[PATCH] D33099: AMD Jaguar scheduler doesn't correctly model 256-bit AVX instructions

Thu May 11 06:41:35 PDT 2017

RKSimon added inline comments.

================
Comment at: lib/Target/X86/X86Schedule.td:48
 def  WriteLEA  : SchedWrite;        // LEA instructions can't fold loads.
+def  WriteLEA3 : SchedWrite;        // Complex LEA instructions can't fold loads.

----------------
The LEA3 changes should be in their own patch.

================
Comment at: lib/Target/X86/X86ScheduleBtVer2.td:137
+  let Latency = 1;
+  // FIXME: We need 0.5 but it's list<int>?
+  let ResourceCycles = [1];
----------------
Isn't this handled by the use of JALU01 grouping JALU0 + JALU1 together?
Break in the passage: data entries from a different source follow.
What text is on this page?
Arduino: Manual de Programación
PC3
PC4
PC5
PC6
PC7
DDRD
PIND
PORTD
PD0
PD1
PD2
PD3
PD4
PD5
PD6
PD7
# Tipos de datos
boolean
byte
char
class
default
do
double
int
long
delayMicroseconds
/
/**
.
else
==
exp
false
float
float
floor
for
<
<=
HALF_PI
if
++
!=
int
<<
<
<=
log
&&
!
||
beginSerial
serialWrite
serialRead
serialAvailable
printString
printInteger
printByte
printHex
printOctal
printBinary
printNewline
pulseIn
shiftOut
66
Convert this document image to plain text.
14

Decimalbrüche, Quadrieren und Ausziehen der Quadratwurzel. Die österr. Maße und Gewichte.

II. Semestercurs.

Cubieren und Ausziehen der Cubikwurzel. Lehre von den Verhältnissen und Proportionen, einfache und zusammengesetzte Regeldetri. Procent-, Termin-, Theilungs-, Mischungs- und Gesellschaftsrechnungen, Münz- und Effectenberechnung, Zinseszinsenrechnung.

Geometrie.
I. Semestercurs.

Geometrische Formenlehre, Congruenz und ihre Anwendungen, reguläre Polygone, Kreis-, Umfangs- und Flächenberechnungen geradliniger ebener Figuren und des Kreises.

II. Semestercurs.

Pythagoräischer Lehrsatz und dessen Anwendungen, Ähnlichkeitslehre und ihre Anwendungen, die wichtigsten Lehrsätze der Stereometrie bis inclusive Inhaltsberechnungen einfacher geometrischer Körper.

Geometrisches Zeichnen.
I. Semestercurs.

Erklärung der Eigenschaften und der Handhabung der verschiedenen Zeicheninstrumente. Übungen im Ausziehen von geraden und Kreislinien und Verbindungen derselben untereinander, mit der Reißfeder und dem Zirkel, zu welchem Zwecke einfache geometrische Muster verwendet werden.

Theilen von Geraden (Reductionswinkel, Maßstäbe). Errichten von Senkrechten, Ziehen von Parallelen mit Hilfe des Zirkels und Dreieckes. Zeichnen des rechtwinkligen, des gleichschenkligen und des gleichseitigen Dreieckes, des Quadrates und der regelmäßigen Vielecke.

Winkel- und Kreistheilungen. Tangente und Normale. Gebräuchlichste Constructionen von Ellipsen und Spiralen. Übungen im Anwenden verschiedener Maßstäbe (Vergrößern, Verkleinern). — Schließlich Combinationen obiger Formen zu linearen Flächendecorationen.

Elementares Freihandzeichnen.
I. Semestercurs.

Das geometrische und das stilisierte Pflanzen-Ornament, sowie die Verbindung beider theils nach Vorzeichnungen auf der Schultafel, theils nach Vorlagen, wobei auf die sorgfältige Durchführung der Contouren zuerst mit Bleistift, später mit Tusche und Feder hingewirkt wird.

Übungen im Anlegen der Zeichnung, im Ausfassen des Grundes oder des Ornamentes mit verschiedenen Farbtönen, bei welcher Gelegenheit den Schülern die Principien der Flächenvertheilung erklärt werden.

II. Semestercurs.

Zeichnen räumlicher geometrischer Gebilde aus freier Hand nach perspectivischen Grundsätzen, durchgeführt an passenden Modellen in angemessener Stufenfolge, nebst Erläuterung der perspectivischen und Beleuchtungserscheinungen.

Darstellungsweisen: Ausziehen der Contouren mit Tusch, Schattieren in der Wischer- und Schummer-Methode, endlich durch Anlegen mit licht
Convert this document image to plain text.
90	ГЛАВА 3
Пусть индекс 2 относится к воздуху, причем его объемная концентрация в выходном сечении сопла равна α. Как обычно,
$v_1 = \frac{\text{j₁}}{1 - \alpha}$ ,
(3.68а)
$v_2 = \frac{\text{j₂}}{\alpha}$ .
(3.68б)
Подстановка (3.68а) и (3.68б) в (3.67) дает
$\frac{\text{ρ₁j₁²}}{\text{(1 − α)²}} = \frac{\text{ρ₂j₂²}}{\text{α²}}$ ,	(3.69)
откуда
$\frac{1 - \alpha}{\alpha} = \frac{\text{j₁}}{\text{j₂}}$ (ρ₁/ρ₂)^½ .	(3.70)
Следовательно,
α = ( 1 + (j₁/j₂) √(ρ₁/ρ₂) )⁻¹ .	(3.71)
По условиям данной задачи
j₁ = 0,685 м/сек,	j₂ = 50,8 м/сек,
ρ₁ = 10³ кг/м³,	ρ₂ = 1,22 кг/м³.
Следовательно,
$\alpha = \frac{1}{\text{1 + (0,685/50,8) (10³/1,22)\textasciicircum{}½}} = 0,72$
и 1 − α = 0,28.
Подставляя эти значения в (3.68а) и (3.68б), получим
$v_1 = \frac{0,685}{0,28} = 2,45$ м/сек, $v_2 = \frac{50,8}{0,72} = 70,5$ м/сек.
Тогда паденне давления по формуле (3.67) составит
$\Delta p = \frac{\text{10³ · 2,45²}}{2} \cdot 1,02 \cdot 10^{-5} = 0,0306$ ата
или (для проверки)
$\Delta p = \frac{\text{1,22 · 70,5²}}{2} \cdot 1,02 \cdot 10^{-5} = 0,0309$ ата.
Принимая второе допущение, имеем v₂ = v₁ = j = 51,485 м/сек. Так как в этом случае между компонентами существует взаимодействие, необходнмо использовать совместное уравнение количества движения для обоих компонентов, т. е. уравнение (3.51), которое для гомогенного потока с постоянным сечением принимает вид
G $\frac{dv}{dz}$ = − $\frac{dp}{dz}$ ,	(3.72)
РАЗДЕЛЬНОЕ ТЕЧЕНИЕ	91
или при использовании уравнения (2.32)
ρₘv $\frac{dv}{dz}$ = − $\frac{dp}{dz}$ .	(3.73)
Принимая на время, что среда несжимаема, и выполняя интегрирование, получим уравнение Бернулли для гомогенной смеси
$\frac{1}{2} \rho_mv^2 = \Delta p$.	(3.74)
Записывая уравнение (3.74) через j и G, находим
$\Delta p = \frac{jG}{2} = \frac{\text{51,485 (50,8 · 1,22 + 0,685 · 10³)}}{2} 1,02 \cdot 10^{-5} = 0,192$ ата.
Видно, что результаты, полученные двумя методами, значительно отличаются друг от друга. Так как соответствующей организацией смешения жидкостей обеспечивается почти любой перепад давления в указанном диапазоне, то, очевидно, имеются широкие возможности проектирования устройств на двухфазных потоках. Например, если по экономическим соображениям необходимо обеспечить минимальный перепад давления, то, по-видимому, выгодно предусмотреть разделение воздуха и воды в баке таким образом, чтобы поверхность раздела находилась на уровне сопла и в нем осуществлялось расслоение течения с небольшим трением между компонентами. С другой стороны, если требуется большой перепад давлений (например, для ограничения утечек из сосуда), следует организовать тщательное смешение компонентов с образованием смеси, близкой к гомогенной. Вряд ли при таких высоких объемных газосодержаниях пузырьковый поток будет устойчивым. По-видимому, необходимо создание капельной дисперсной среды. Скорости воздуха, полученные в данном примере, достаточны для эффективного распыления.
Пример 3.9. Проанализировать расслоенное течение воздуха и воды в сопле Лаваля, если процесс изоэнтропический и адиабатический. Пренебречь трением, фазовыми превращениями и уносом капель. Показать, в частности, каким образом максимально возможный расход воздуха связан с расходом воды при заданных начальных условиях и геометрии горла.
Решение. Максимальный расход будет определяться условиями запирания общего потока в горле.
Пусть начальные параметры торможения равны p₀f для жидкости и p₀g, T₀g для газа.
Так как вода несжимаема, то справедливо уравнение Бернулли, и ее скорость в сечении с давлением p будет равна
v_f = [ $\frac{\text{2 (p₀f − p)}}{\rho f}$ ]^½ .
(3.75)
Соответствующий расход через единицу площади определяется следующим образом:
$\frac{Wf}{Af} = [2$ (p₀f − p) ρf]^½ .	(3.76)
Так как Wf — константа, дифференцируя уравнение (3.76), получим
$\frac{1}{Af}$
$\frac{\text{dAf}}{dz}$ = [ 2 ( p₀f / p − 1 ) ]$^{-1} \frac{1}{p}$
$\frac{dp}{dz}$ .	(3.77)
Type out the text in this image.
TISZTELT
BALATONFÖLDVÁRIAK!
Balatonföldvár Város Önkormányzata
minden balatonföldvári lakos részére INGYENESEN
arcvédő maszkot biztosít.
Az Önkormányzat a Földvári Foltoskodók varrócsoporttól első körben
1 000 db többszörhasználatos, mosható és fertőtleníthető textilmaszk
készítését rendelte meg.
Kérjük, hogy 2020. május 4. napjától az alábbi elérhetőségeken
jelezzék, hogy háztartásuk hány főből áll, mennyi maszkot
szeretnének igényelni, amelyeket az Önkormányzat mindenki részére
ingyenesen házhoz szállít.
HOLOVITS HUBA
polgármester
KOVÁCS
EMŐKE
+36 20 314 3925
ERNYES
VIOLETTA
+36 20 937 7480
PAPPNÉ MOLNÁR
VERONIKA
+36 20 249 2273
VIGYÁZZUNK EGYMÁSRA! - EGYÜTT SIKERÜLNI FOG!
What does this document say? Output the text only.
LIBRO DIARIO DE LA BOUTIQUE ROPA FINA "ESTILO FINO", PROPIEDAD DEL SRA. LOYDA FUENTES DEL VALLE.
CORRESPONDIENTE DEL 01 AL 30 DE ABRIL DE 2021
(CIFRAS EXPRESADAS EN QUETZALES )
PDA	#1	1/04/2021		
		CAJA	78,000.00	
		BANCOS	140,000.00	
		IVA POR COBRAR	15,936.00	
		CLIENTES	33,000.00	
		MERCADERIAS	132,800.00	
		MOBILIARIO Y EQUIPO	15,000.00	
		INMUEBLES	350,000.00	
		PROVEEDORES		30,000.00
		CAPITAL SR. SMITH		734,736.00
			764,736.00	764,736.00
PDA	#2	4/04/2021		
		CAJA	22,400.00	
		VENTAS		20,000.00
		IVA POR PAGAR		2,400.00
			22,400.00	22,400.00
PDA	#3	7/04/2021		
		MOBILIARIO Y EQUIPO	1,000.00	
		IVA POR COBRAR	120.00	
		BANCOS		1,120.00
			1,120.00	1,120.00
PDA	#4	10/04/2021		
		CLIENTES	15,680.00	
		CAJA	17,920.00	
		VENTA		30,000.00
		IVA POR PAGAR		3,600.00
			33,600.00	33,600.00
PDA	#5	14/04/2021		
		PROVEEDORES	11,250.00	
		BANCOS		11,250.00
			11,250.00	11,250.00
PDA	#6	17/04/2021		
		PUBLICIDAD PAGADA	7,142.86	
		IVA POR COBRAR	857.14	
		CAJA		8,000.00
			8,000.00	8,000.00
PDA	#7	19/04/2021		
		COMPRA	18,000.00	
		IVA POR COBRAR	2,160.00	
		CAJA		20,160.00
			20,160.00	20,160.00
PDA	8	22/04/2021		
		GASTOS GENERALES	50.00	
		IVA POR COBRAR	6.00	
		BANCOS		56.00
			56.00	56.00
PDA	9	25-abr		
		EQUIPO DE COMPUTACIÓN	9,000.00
So it has a choice of 2 pipes and it will have a tp of 1cy whichever it goes down.

================
Comment at: test/CodeGen/X86/sse2-schedule.ll:6022
 ; BTVER2-NEXT:    vunpcklpd {{.*#+}} xmm0 = xmm0[0],xmm1[0] sched: [1:0.50]
-; BTVER2-NEXT:    vunpcklpd {{.*#+}} xmm1 = xmm0[0],mem[0] sched: [6:1.00]
+; BTVER2-NEXT:    vunpcklpd {{.*#+}} xmm1 = xmm0[0],mem[0] sched: [6:0.50]
 ; BTVER2-NEXT:    vaddpd %xmm1, %xmm0, %xmm0 # sched: [3:1.00]
----------------
Jaguar has a max of 1 load/cycle - so the tp should still be 1.00

https://reviews.llvm.org/D33099